Many viewers see Police Story’s middle section as something of a drag, but the humorous character beats serve to lighten the tone and offer some breathing room after the fairly intense opening. (A brief brawl involving bats and cars is also pretty damn stellar.) One sequence featuring Ka Kui staging an assault on the secretary so he can pretend to rescue here and thereby gain her trust is lighthearted but still loaded with smart choreography and fun physical gags. Another sees him trying to save face only to end up with a cake to his face instead – for the third time – it’s goofy, but Chan and company make the tonal shift work as entertaining downtime before things turn dark again.
That other shoe drops as the case against Chu Tao is dismissed, Ka Kui’s reputation is tarnished, and a fellow cop is murdered with the evidence pointing back to the former golden boy. Money talks, and the working man walks, even in ’80s Hong Kong. It all leads to a big, face-off in a mall that leaves Ka Kui bloodied and bruised and every last piece of glass in a five mile radius shattered due to contact with human bodies. Oh, and then Chan slides down a three-story pole with live strings of lights attached and burns the skin from his hands.
Chan co-directed the film – his fifth of fifteen so far – and it’s clear he’s more interested in capturing the action in all of its glory than he is the art. (He would prove himself capable of both just four years later with Mr. Canton and Lady Rose.) That said though, there’s an appreciative beauty to the raw simplicity of the camera work. What we see is what we get, and what we often get are action shots with very few cuts to diminish the effect. Chan’s directing here is rarely pretty in the classical sense, but the artistry inherent in his athleticism and choreography is undeniable.
Police Story is also notable as Chan’s first modern-day action film as director (and one of his earliest as lead actor), and its creation was reportedly due to his dissatisfaction with James Glickenhaus’ The Protector. Released the same year, that film was meant to be Chan’s introduction into Hollywood, but Chan and audiences alike turned their noses up at the result. That failure was worth it though for getting him to enter the fray of contemporary action cinema ready to rumble. (See what I did there?
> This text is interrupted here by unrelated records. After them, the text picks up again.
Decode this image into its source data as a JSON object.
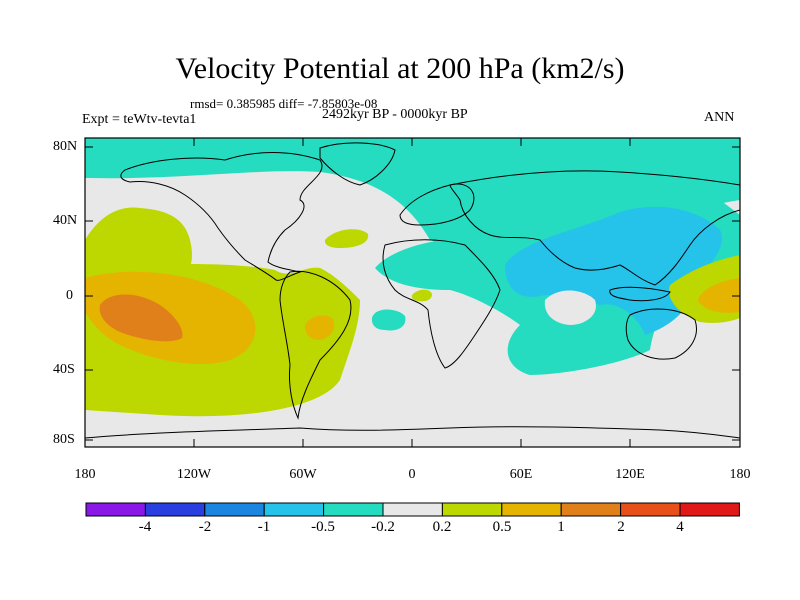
{
  "header": {
    "title": "Velocity Potential at 200 hPa (km2/s)",
    "stats": "rmsd= 0.385985 diff= -7.85803e-08",
    "period": "2492kyr BP - 0000kyr BP",
    "experiment": "Expt = teWtv-tevta1",
    "season": "ANN"
  },
  "axes": {
    "lat_labels": [
      "80N",
      "40N",
      "0",
      "40S",
      "80S"
    ],
    "lon_labels": [
      "180",
      "120W",
      "60W",
      "0",
      "60E",
      "120E",
      "180"
    ]
  },
  "colorbar": {
    "labels": [
      "-4",
      "-2",
      "-1",
      "-0.5",
      "-0.2",
      "0.2",
      "0.5",
      "1",
      "2",
      "4"
    ],
    "colors": [
      "#8a19e8",
      "#2a3fe0",
      "#1a86e0",
      "#25c2ea",
      "#25dcc0",
      "#e8e8e8",
      "#bcd800",
      "#e5b400",
      "#e0801a",
      "#e8501a",
      "#e01818"
    ]
  },
  "map_colors": {
    "neutral": "#e8e8e8",
    "cyan": "#25dcc0",
    "blue": "#25c2ea",
    "yellow_green": "#bcd800",
    "orange": "#e5b400",
    "dark_orange": "#e0801a",
    "coast": "#000000"
  }
}
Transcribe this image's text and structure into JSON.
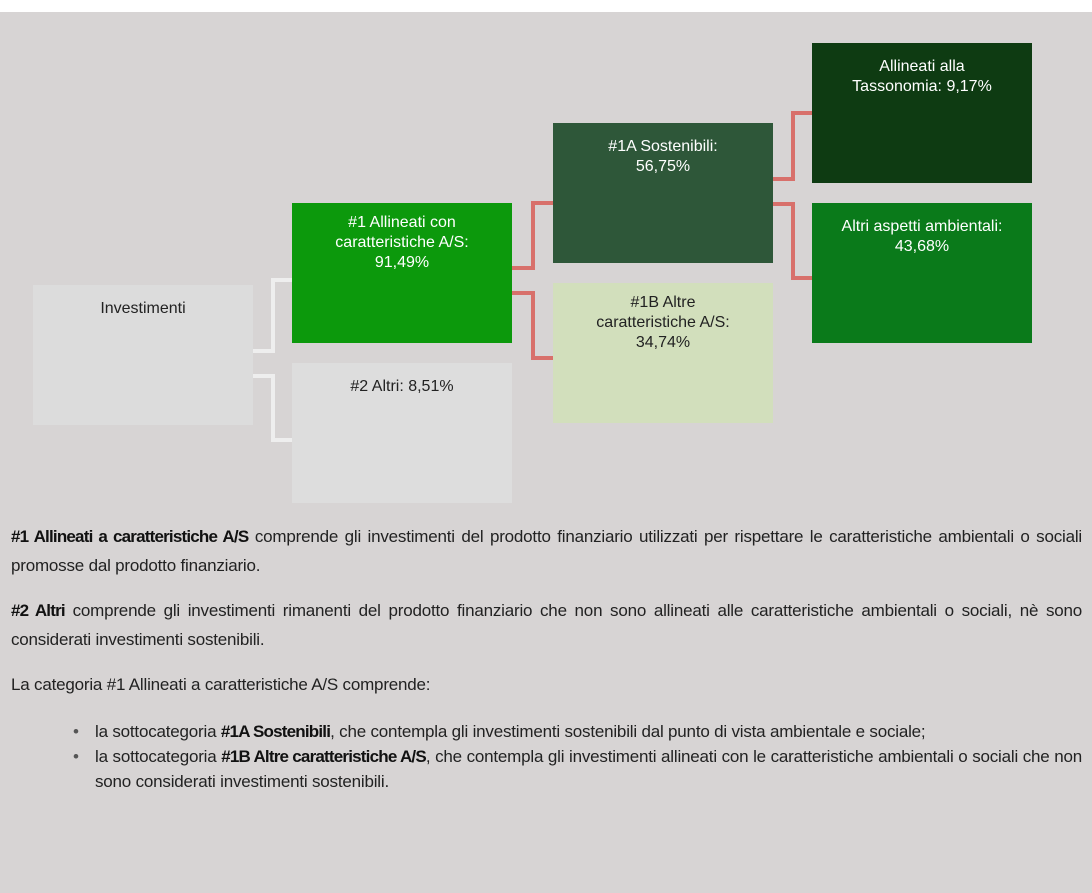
{
  "nodes": [
    {
      "label": [
        "Investimenti"
      ]
    },
    {
      "label": [
        "#1 Allineati con",
        "caratteristiche A/S:",
        "91,49%"
      ]
    },
    {
      "label": [
        "#2 Altri: 8,51%"
      ]
    },
    {
      "label": [
        "#1A Sostenibili:",
        "56,75%"
      ]
    },
    {
      "label": [
        "#1B Altre",
        "caratteristiche A/S:",
        "34,74%"
      ]
    },
    {
      "label": [
        "Allineati alla",
        "Tassonomia: 9,17%"
      ]
    },
    {
      "label": [
        "Altri aspetti ambientali:",
        "43,68%"
      ]
    }
  ],
  "paragraphs": [
    {
      "bold": "#1 Allineati a caratteristiche A/S",
      "text": "comprende gli investimenti del prodotto finanziario utilizzati per rispettare le caratteristiche ambientali o sociali promosse dal prodotto finanziario."
    },
    {
      "bold": "#2 Altri",
      "text": "comprende gli investimenti rimanenti del prodotto finanziario che non sono allineati alle caratteristiche ambientali o sociali, nè sono considerati investimenti sostenibili."
    },
    {
      "text": "La categoria #1 Allineati a caratteristiche A/S comprende:"
    }
  ],
  "bullets": [
    {
      "before": "la sottocategoria",
      "bold": "#1A Sostenibili",
      "after": ", che contempla gli investimenti sostenibili dal punto di vista ambientale e sociale;"
    },
    {
      "before": "la sottocategoria",
      "bold": "#1B Altre caratteristiche A/S",
      "after": ", che contempla gli investimenti allineati con le caratteristiche ambientali o sociali che non sono considerati investimenti sostenibili."
    }
  ]
}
That’s a call-back. Rumble in the Bronx rules.)
There are a handful of action leads today with incredible fighting skills – Tony Jaa, Scott Adkins, Iko Uwais – but none of them have the personality, charm, or comedic sensibilities of Chan in his prime. And forget Hollywood – our homegrown stars are often entertaining, but good luck finding one who can kick butt without CG, wire assists, stunt doubles, and highly selective editing.
They don’t make movie stars like Jackie Chan or movies like Police Story anymore. Just watch any of his infamous end-credits stunt/blooper reels to see why.